Public schools were originally located in rural areas and were actually ‘public’ before they developed into expensive fee paying schools for the wealthy. Such schools mainly taught literacy to boys who boarded there. Preparatory schools also developed to cater for younger wealthy boys before they went to public school. Grammar schools were usually located in towns and their original purpose was to teach Latin to the sons of middle class tradesmen and professionals. The curriculum gradually broadened to include Ancient Greek, English language and geography. These schools were fee paying like the public schools but after 1870 a number of free scholarship places were made available. Private schools were often established where there was no available grammar school and these were usually run as a business in a master’s large house. Fees for such schools restricted their availability to the wealthy.

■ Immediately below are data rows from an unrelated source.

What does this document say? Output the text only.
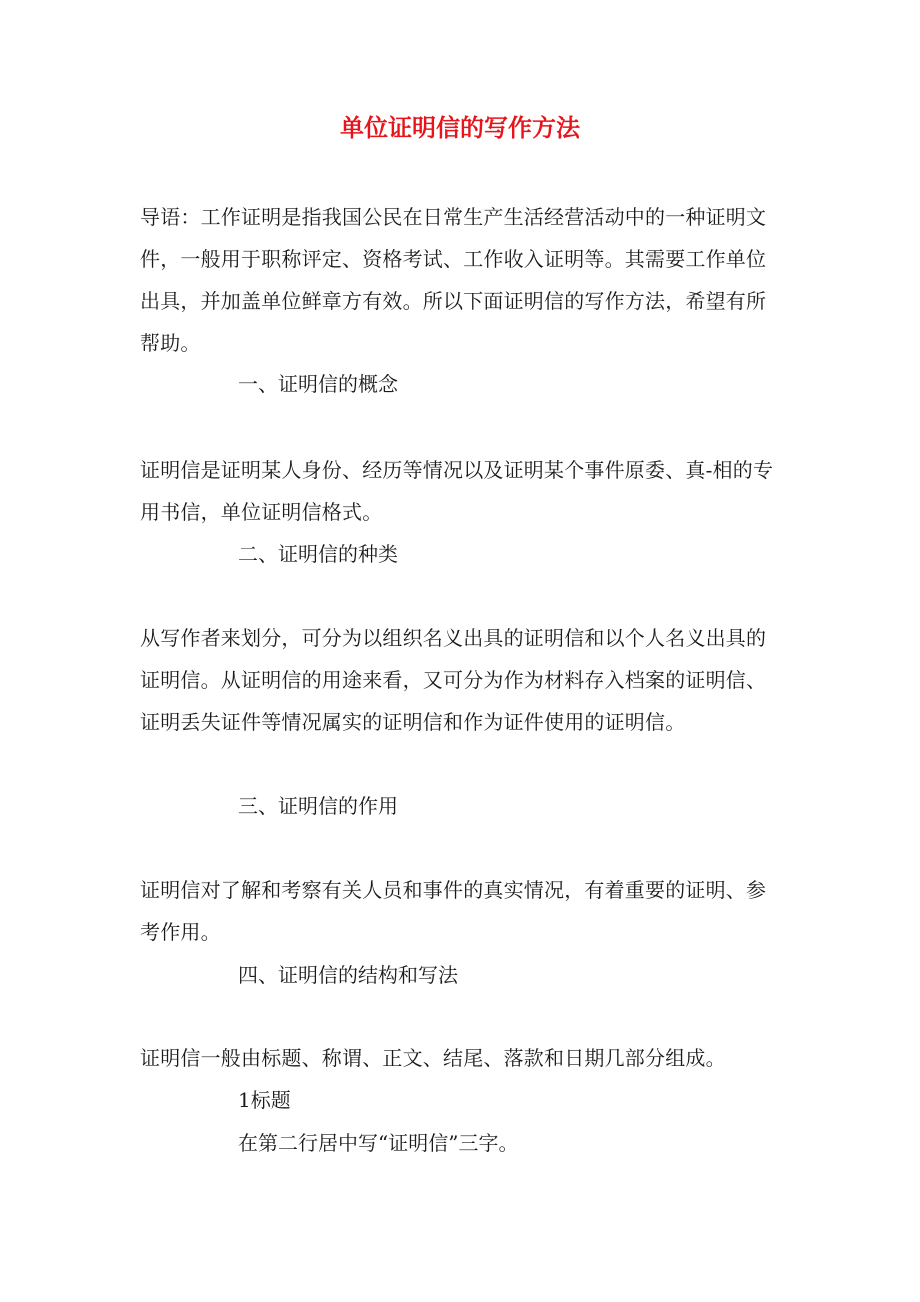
单位证明信的写作方法

导语：工作证明是指我国公民在日常生产生活经营活动中的一种证明文件，一般用于职称评定、资格考试、工作收入证明等。其需要工作单位出具，并加盖单位鲜章方有效。所以下面证明信的写作方法，希望有所帮助。

一、证明信的概念

证明信是证明某人身份、经历等情况以及证明某个事件原委、真-相的专用书信，单位证明信格式。

二、证明信的种类

从写作者来划分，可分为以组织名义出具的证明信和以个人名义出具的证明信。从证明信的用途来看，又可分为作为材料存入档案的证明信、证明丢失证件等情况属实的证明信和作为证件使用的证明信。

三、证明信的作用

证明信对了解和考察有关人员和事件的真实情况，有着重要的证明、参考作用。

四、证明信的结构和写法

证明信一般由标题、称谓、正文、结尾、落款和日期几部分组成。

1标题

在第二行居中写“证明信”三字。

Ragged schools (a movement begun by John Pounds 1766-1839) were established in some places to provide free education (mainly reading) to poor, destitute and often homeless children. There were 250 of these in London prior to the 1870 Act. Sunday schools were often the only available form of schooling in many places where children were taught reading and writing. Their emphasis upon religious instruction only really began after 1870. National Schools were established and run by the Church of England whilst British schools were set up in opposition by non-conformists. Both these types of school were absorbed into the State education system after 1870 and Board schools (run by an elected board) came into being to provide more school places.

Despite the 1870 Act many children, particularly in the industrial areas of West Yorkshire and Lancashire continued to work in the factories and mills, only attending school as ‘Half Timers’ until as recently as 1921. Throughout the 19th and early 20th centuries educational reform was resisted not only by industry owners but also by parents who needed their children’s wages in order to survive. Where available, school log books and admission registers can provide useful information for family historians.

President Stanley Merridew gave a vote of thanks following questions and comments from the audience. The Group’s next meeting will take place 7.30 pm on Thursday 3rd May at the Salem Church Hall, Main Street, Burley when Sue McGeever will present her talk, Letters from a Faraway Laddie, from the Nidd to the Nile. Members and non-members all welcome, refreshments provided.